Mimms was a friend of Maya Angelou and Rev. Dr. Martin Luther King, Jr., and served on the advisory board for the Oprah Winfrey Leadership Academy for Girls in South Africa.
Mimms was born in Newport News, Virginia, on March 4, 1928, to parents Isabella DeBerry Buie and Benson Ebenezer Buie.[1] She attended Booker T. Washington School and graduated from Huntington High School with highest honors in 1946. She earned her B.A. from Virginia Union University in 1950.[2]

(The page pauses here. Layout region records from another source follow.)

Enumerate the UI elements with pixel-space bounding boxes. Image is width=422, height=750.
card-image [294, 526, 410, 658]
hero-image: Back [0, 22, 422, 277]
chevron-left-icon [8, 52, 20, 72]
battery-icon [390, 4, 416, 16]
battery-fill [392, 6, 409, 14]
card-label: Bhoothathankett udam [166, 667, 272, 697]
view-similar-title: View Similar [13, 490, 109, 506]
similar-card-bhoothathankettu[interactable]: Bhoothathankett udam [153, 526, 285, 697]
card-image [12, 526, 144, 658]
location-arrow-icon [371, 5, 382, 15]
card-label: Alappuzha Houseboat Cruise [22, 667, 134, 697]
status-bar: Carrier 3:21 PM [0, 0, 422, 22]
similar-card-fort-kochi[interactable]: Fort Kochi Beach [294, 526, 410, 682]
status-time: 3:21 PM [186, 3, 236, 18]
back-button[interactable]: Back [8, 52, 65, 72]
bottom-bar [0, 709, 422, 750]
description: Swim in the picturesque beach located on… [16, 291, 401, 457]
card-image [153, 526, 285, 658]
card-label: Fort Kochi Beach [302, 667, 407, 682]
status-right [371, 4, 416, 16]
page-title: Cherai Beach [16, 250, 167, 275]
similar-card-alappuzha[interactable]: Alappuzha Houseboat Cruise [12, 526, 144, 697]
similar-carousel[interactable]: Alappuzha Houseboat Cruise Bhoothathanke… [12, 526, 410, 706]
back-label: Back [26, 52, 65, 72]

In the early 1950s, Mimms relocated to Detroit, Michigan, where she served as a social worker. She would later earn a Ph.D. in educational administration from Union Graduate School in San Francisco.[3] When her husband was appointed to a university post in 1953, they relocated to Seattle, Washington where Mimms taught at Leschi Elementary School.[4] Among her 4th grade students was Jimi Hendrix who pantomimed playing drums and taught the class a song to remember the names of the continents.[5]
In 1961, Mimms taught in Washington's Kirkland Public Schools until working for the Seattle Public School Administration in 1964. In 1969, Mimms served as special assistant to the director of the Women's Bureau in the United States Department of Labor, Elizabeth Duncan Koontz.[1] [2] [6]

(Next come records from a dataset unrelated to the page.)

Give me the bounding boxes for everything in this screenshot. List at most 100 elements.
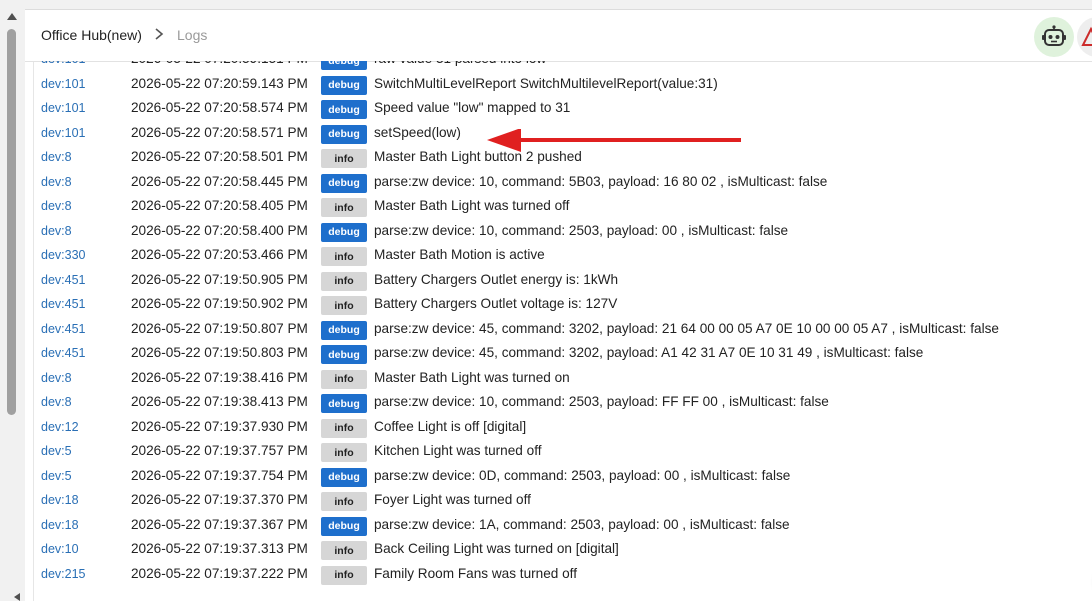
- log-device-link[interactable]: dev:101: [41, 126, 85, 140]
- log-level-badge: info: [321, 296, 367, 315]
- log-device-link[interactable]: dev:10: [41, 542, 79, 556]
- alert-button[interactable]: [1077, 17, 1092, 57]
- log-row: dev:8 2026-05-22 07:20:58.405 PM info Maste…: [25, 195, 1092, 219]
- breadcrumb-hub-link[interactable]: Office Hub(new): [41, 27, 142, 43]
- log-level-badge: debug: [321, 467, 367, 487]
- log-message: Foyer Light was turned off: [374, 492, 531, 507]
- assistant-button[interactable]: [1034, 17, 1074, 57]
- log-level-badge: info: [321, 565, 367, 585]
- log-device-link[interactable]: dev:18: [41, 493, 79, 507]
- log-level-badge: debug: [321, 75, 367, 95]
- warning-icon: [1081, 26, 1092, 46]
- log-device-link[interactable]: dev:8: [41, 371, 72, 385]
- log-device-link[interactable]: dev:451: [41, 273, 85, 287]
- log-row: dev:330 2026-05-22 07:20:53.466 PM info Mas…: [25, 244, 1092, 268]
- log-timestamp: 2026-05-22 07:19:37.313 PM: [131, 541, 308, 556]
- log-row: dev:8 2026-05-22 07:20:58.400 PM debug pars…: [25, 220, 1092, 244]
- log-device-link[interactable]: dev:101: [41, 61, 85, 66]
- log-device-link[interactable]: dev:101: [41, 101, 85, 115]
- robot-icon: [1042, 25, 1066, 46]
- log-row: dev:8 2026-05-22 07:20:58.445 PM debug pars…: [25, 171, 1092, 195]
- log-timestamp: 2026-05-22 07:19:38.416 PM: [131, 369, 308, 385]
- log-device-link[interactable]: dev:8: [41, 199, 72, 213]
- log-message: Coffee Light is off [digital]: [374, 418, 527, 434]
- log-level-badge: debug: [321, 516, 367, 536]
- log-device-link[interactable]: dev:451: [41, 346, 85, 360]
- log-row: dev:5 2026-05-22 07:19:37.757 PM info Kitch…: [25, 440, 1092, 464]
- log-timestamp: 2026-05-22 07:19:38.413 PM: [131, 394, 308, 409]
- log-message: parse:zw device: 10, command: 2503, payl…: [374, 394, 829, 409]
- log-level-badge: info: [321, 149, 367, 168]
- scrollbar-thumb[interactable]: [7, 29, 16, 415]
- log-timestamp: 2026-05-22 07:19:37.370 PM: [131, 492, 308, 507]
- log-device-link[interactable]: dev:215: [41, 567, 85, 581]
- log-message: Master Bath Light was turned off: [374, 198, 570, 213]
- log-device-link[interactable]: dev:101: [41, 77, 85, 91]
- log-row: dev:101 2026-05-22 07:20:59.151 PM debug ra…: [25, 61, 1092, 72]
- log-message: SwitchMultiLevelReport SwitchMultilevelR…: [374, 75, 718, 91]
- log-device-link[interactable]: dev:12: [41, 420, 79, 434]
- log-device-link[interactable]: dev:8: [41, 224, 72, 238]
- log-device-link[interactable]: dev:5: [41, 444, 72, 458]
- log-timestamp: 2026-05-22 07:20:58.445 PM: [131, 173, 308, 189]
- window-top-strip: [0, 0, 1092, 10]
- log-message: parse:zw device: 10, command: 2503, payl…: [374, 222, 789, 238]
- logs-page: Office Hub(new) Logs dev:101 2026-05-22 0…: [25, 10, 1092, 601]
- log-level-badge: info: [321, 418, 367, 438]
- page-header: Office Hub(new) Logs: [25, 10, 1092, 62]
- log-level-badge: info: [321, 198, 367, 217]
- log-message: Back Ceiling Light was turned on [digita…: [374, 541, 619, 556]
- log-level-badge: info: [321, 247, 367, 266]
- log-message: Master Bath Motion is active: [374, 247, 545, 262]
- log-level-badge: debug: [321, 124, 367, 144]
- log-device-link[interactable]: dev:8: [41, 175, 72, 189]
- log-message: Battery Chargers Outlet voltage is: 127V: [374, 296, 618, 311]
- log-row: dev:101 2026-05-22 07:20:59.143 PM debug Sw…: [25, 73, 1092, 97]
- log-timestamp: 2026-05-22 07:20:59.143 PM: [131, 75, 308, 91]
- log-device-link[interactable]: dev:330: [41, 248, 85, 262]
- log-row: dev:5 2026-05-22 07:19:37.754 PM debug pars…: [25, 465, 1092, 489]
- log-device-link[interactable]: dev:8: [41, 150, 72, 164]
- log-device-link[interactable]: dev:451: [41, 322, 85, 336]
- log-timestamp: 2026-05-22 07:19:37.222 PM: [131, 565, 308, 581]
- log-timestamp: 2026-05-22 07:20:58.501 PM: [131, 149, 308, 164]
- log-message: parse:zw device: 45, command: 3202, payl…: [374, 345, 924, 360]
- log-timestamp: 2026-05-22 07:19:50.902 PM: [131, 296, 308, 311]
- annotation-arrow-icon: [487, 129, 741, 152]
- log-timestamp: 2026-05-22 07:19:37.754 PM: [131, 467, 308, 483]
- log-row: dev:8 2026-05-22 07:19:38.413 PM debug pars…: [25, 391, 1092, 415]
- log-row: dev:101 2026-05-22 07:20:58.574 PM debug Sp…: [25, 97, 1092, 121]
- log-row: dev:10 2026-05-22 07:19:37.313 PM info Back…: [25, 538, 1092, 562]
- log-message: parse:zw device: 10, command: 5B03, payl…: [374, 173, 828, 189]
- log-device-link[interactable]: dev:8: [41, 395, 72, 409]
- log-timestamp: 2026-05-22 07:19:37.930 PM: [131, 418, 308, 434]
- log-message: parse:zw device: 45, command: 3202, payl…: [374, 320, 999, 336]
- scroll-left-arrow-icon[interactable]: [14, 593, 20, 601]
- log-timestamp: 2026-05-22 07:19:50.807 PM: [131, 320, 308, 336]
- log-message: Master Bath Light was turned on: [374, 369, 570, 385]
- log-row: dev:18 2026-05-22 07:19:37.370 PM info Foye…: [25, 489, 1092, 513]
- log-timestamp: 2026-05-22 07:20:58.400 PM: [131, 222, 308, 238]
- log-message: parse:zw device: 1A, command: 2503, payl…: [374, 516, 790, 532]
- log-message: setSpeed(low): [374, 124, 461, 140]
- log-level-badge: info: [321, 271, 367, 291]
- log-row: dev:18 2026-05-22 07:19:37.367 PM debug par…: [25, 514, 1092, 538]
- log-level-badge: debug: [321, 222, 367, 242]
- log-message: parse:zw device: 0D, command: 2503, payl…: [374, 467, 791, 483]
- page-scrollbar[interactable]: [0, 9, 34, 601]
- log-level-badge: debug: [321, 394, 367, 413]
- log-message: raw value 31 parsed into low: [374, 61, 546, 66]
- scroll-up-arrow-icon[interactable]: [7, 13, 17, 20]
- log-device-link[interactable]: dev:5: [41, 469, 72, 483]
- log-timestamp: 2026-05-22 07:20:58.574 PM: [131, 100, 308, 115]
- log-level-badge: debug: [321, 100, 367, 119]
- log-timestamp: 2026-05-22 07:19:50.803 PM: [131, 345, 308, 360]
- log-device-link[interactable]: dev:18: [41, 518, 79, 532]
- log-timestamp: 2026-05-22 07:19:37.757 PM: [131, 443, 308, 458]
- log-message: Kitchen Light was turned off: [374, 443, 542, 458]
- log-row: dev:451 2026-05-22 07:19:50.807 PM debug pa…: [25, 318, 1092, 342]
- log-level-badge: debug: [321, 61, 367, 70]
- log-row: dev:451 2026-05-22 07:19:50.905 PM info Bat…: [25, 269, 1092, 293]
- log-device-link[interactable]: dev:451: [41, 297, 85, 311]
- log-timestamp: 2026-05-22 07:19:50.905 PM: [131, 271, 308, 287]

In 1972, Mimms returned to the education field, working as a faculty member at Evergreen State College.[2] At Evergreen State College, Mimms focused on developing an educational program that would serve place-bound working adult students. Her focus on serving the educational needs of urban, African American adult learners combined with an interest in teaching inner-city adults, led to the founding principles of the Tacoma Campus. In 1982, the Evergreen Tacoma campus was finally formalized with Mimms as the program's director, and the motto "Enter to Learn, Depart to Serve". Mimms's goal was to provide an educational experience that would attract and retain black students from the Hilltop neighborhood.[7]
In 1982, the Evergreen-Tacoma campus was formally established under Mimms's leadership. Mimms's mission as Director of Evergreen-Tacoma was to increase the number of African Americans in Washington with degrees and improve the household value on education for the African American community.[8] [9] Mimms became a national consultant in curriculum design and instructional methods. In 1990, Mimms retired as Director of Evergreen-Tacoma and became an emeritus faculty member. In 2001, Mimms was awarded the first annual Sustainable Community Outstanding Leadership Award.[1]
In 2004, Mimms founded the Maxine Mimms Academy, a non-profit organization in Tacoma's Hilltop neighborhood established to serve youth expelled or suspended from public schools.[2]
Mimms died in her sleep in Tacoma, Washington, on October 8, 2024, at the age of 96.[10]